The OECD & UN have published their joint 2010 Mutual Review of African Development Effectiveness today, to coincide with the big summit on the MDGs which is taking place in New York. The 88 page report is a mere 4MB download and I’ve had a quick skim, ready to look through properly later.It’s mostly predictable stuff – highlighting successes in Africa and the problems of the economic downturn – but the significance it gives to climate change is perhaps important. One of its calls to action is “To reach agreement on ambitious and binding targets for the reduction of carbon emissions, which is essential to achieving sustainable development in Africa”, which seems fairly unequivocal for an organisation as conservative as the OECD. There’s a call for cash to help Africa deal with the effects of climate change too.
Less surprising is the consistent message throughout the report that African countries need to free up their markets even further. For the OECD, of course, protectionism is a dirty word which must never be spoken of and the free market is all. I quote:
“Trade is already contributing to recovery and is an essential element of sustained growth and development. Continuing to resist protectionist measures is necessary, but it is also insuf cient.
Further market opening is also needed. Africa’s partners need to inject political will and momentum in order to reach an early, ambitious and balanced outcome to the WTO Doha Development Round”

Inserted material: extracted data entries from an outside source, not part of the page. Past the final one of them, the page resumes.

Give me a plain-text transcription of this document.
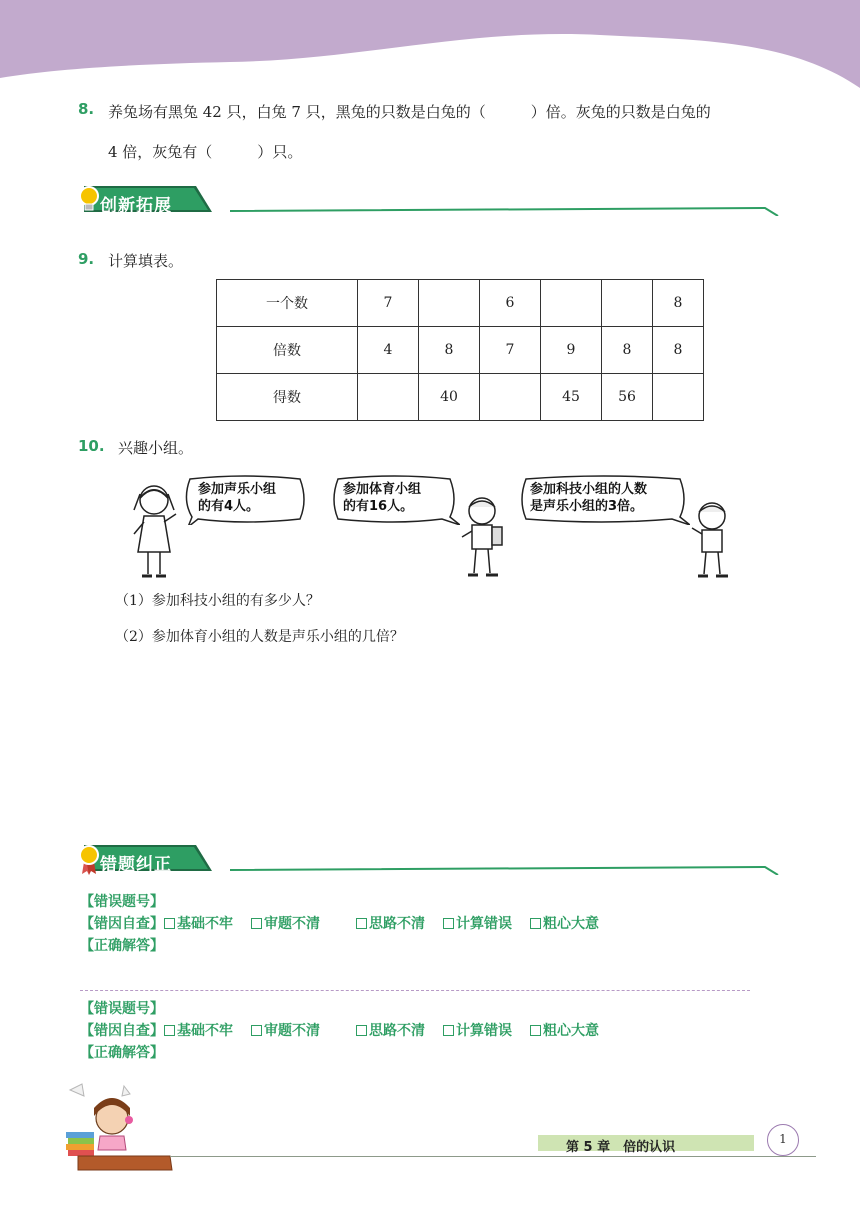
8. 养兔场有黑兔 42 只，白兔 7 只，黑兔的只数是白兔的（　　　）倍。灰兔的只数是白兔的
4 倍，灰兔有（　　　）只。
创新拓展
9. 计算填表。
一个数	7		6			8
倍数	4	8	7	9	8	8
得数		40		45	56	
10. 兴趣小组。
参加声乐小组
的有4人。
参加体育小组
的有16人。
参加科技小组的人数
是声乐小组的3倍。
（1）参加科技小组的有多少人？
（2）参加体育小组的人数是声乐小组的几倍？
错题纠正
【错误题号】
【错因自查】 基础不牢 审题不清	思路不清 计算错误 粗心大意
【正确解答】
【错误题号】
【错因自查】 基础不牢 审题不清	思路不清 计算错误 粗心大意
【正确解答】
第 5 章　倍的认识
1
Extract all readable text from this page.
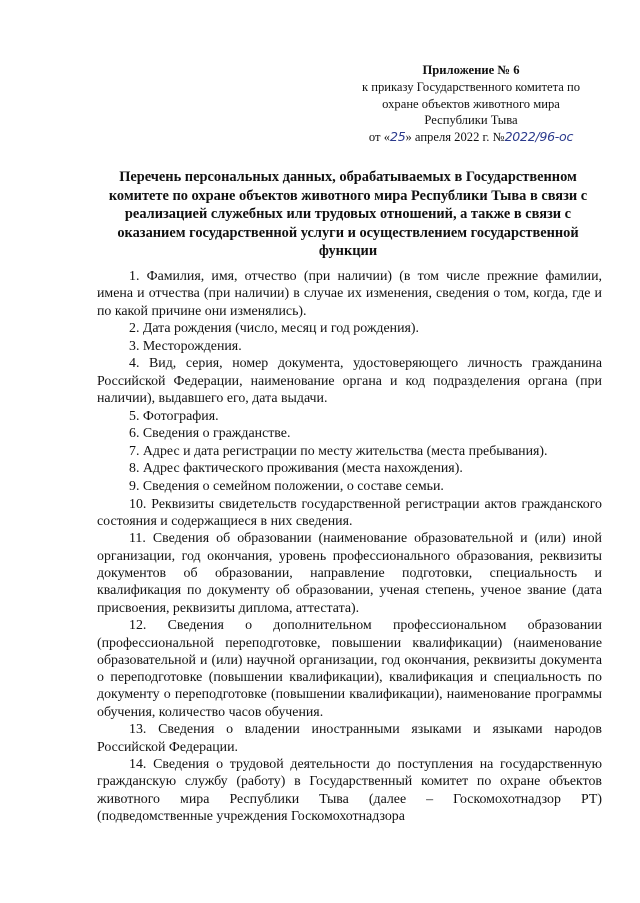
Приложение № 6
к приказу Государственного комитета по
охране объектов животного мира
Республики Тыва
от «25» апреля 2022 г. №2022/96-ос
Перечень персональных данных, обрабатываемых в Государственном комитете по охране объектов животного мира Республики Тыва в связи с реализацией служебных или трудовых отношений, а также в связи с оказанием государственной услуги и осуществлением государственной функции

1. Фамилия, имя, отчество (при наличии) (в том числе прежние фамилии, имена и отчества (при наличии) в случае их изменения, сведения о том, когда, где и по какой причине они изменялись).

2. Дата рождения (число, месяц и год рождения).

3. Месторождения.

4. Вид, серия, номер документа, удостоверяющего личность гражданина Российской Федерации, наименование органа и код подразделения органа (при наличии), выдавшего его, дата выдачи.

5. Фотография.

6. Сведения о гражданстве.

7. Адрес и дата регистрации по месту жительства (места пребывания).

8. Адрес фактического проживания (места нахождения).

9. Сведения о семейном положении, о составе семьи.

10. Реквизиты свидетельств государственной регистрации актов гражданского состояния и содержащиеся в них сведения.

11. Сведения об образовании (наименование образовательной и (или) иной организации, год окончания, уровень профессионального образования, реквизиты документов об образовании, направление подготовки, специальность и квалификация по документу об образовании, ученая степень, ученое звание (дата присвоения, реквизиты диплома, аттестата).

12. Сведения о дополнительном профессиональном образовании (профессиональной переподготовке, повышении квалификации) (наименование образовательной и (или) научной организации, год окончания, реквизиты документа о переподготовке (повышении квалификации), квалификация и специальность по документу о переподготовке (повышении квалификации), наименование программы обучения, количество часов обучения.

13. Сведения о владении иностранными языками и языками народов Российской Федерации.

14. Сведения о трудовой деятельности до поступления на государственную гражданскую службу (работу) в Государственный комитет по охране объектов животного мира Республики Тыва (далее – Госкомохотнадзор РТ) (подведомственные учреждения Госкомохотнадзора
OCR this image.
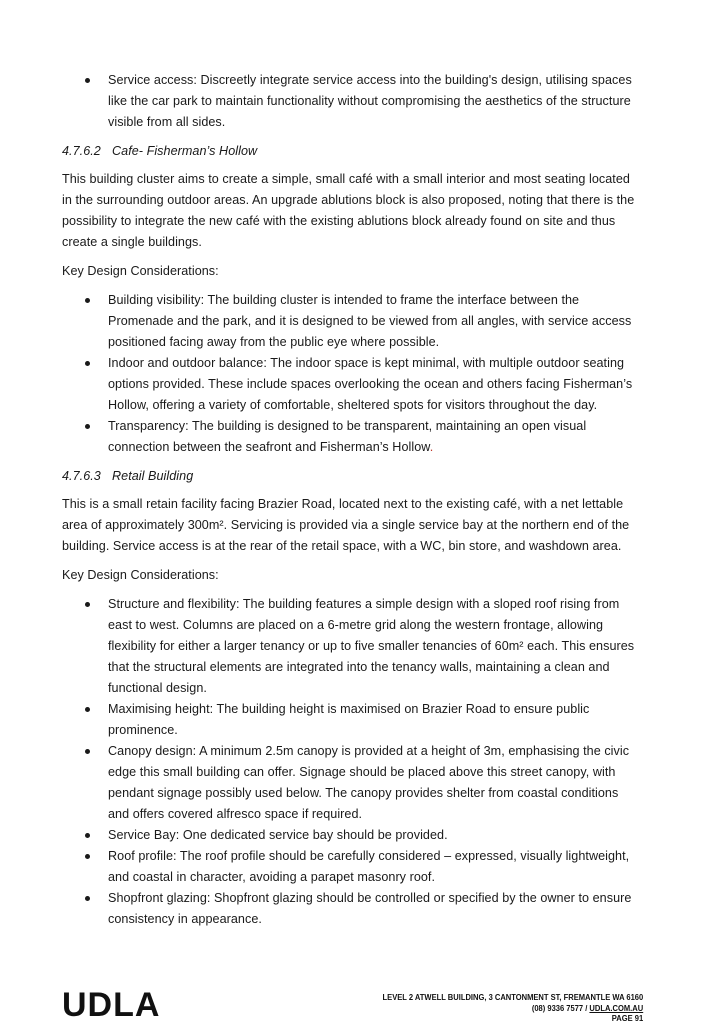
Service access: Discreetly integrate service access into the building's design, utilising spaces like the car park to maintain functionality without compromising the aesthetics of the structure visible from all sides.

4.7.6.2 Cafe- Fisherman’s Hollow

This building cluster aims to create a simple, small café with a small interior and most seating located in the surrounding outdoor areas. An upgrade ablutions block is also proposed, noting that there is the possibility to integrate the new café with the existing ablutions block already found on site and thus create a single buildings.

Key Design Considerations:

Building visibility: The building cluster is intended to frame the interface between the Promenade and the park, and it is designed to be viewed from all angles, with service access positioned facing away from the public eye where possible.
Indoor and outdoor balance: The indoor space is kept minimal, with multiple outdoor seating options provided. These include spaces overlooking the ocean and others facing Fisherman’s Hollow, offering a variety of comfortable, sheltered spots for visitors throughout the day.
Transparency: The building is designed to be transparent, maintaining an open visual connection between the seafront and Fisherman’s Hollow.

4.7.6.3 Retail Building

This is a small retain facility facing Brazier Road, located next to the existing café, with a net lettable area of approximately 300m². Servicing is provided via a single service bay at the northern end of the building. Service access is at the rear of the retail space, with a WC, bin store, and washdown area.

Key Design Considerations:

Structure and flexibility: The building features a simple design with a sloped roof rising from east to west. Columns are placed on a 6-metre grid along the western frontage, allowing flexibility for either a larger tenancy or up to five smaller tenancies of 60m² each. This ensures that the structural elements are integrated into the tenancy walls, maintaining a clean and functional design.
Maximising height: The building height is maximised on Brazier Road to ensure public prominence.
Canopy design: A minimum 2.5m canopy is provided at a height of 3m, emphasising the civic edge this small building can offer. Signage should be placed above this street canopy, with pendant signage possibly used below. The canopy provides shelter from coastal conditions and offers covered alfresco space if required.
Service Bay: One dedicated service bay should be provided.
Roof profile: The roof profile should be carefully considered – expressed, visually lightweight, and coastal in character, avoiding a parapet masonry roof.
Shopfront glazing: Shopfront glazing should be controlled or specified by the owner to ensure consistency in appearance.
UDLA	LEVEL 2 ATWELL BUILDING, 3 CANTONMENT ST, FREMANTLE WA 6160
(08) 9336 7577 / UDLA.COM.AU
PAGE 91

As that quote suggests, African countries may be starting to think for themselves on this one. In Zambia, there’s a big debate about nationalisation in the mining sector (not entirely unlike the nationalisation of some banks in those OECD countries which bang the gong for free trade) following the discovery that many foreign (read Chinese) firms which came in under free trade rules imposed by the IMF/WHO not only fail to invest beyond the basic infrastructure for getting raw materials out of the country, but are actually net negative contributors to the tax coffers. In other words, they don’t employ as many people as they say they will, ship the raw materials like copper overseas to process it and ‘add value’ back home, import Chinese workers to actually do the infrastructure work (like building roads) rather than paying locals to do the same job (and learn the skills) and, on top of all that, claim a tax refund from the Zambian government for doing so.
The free marketeers are laughing all the way to the bank on this one, and it’s not just Zambian money that’s being given away. 27.3% of Zambia’s GDP comes from international aid.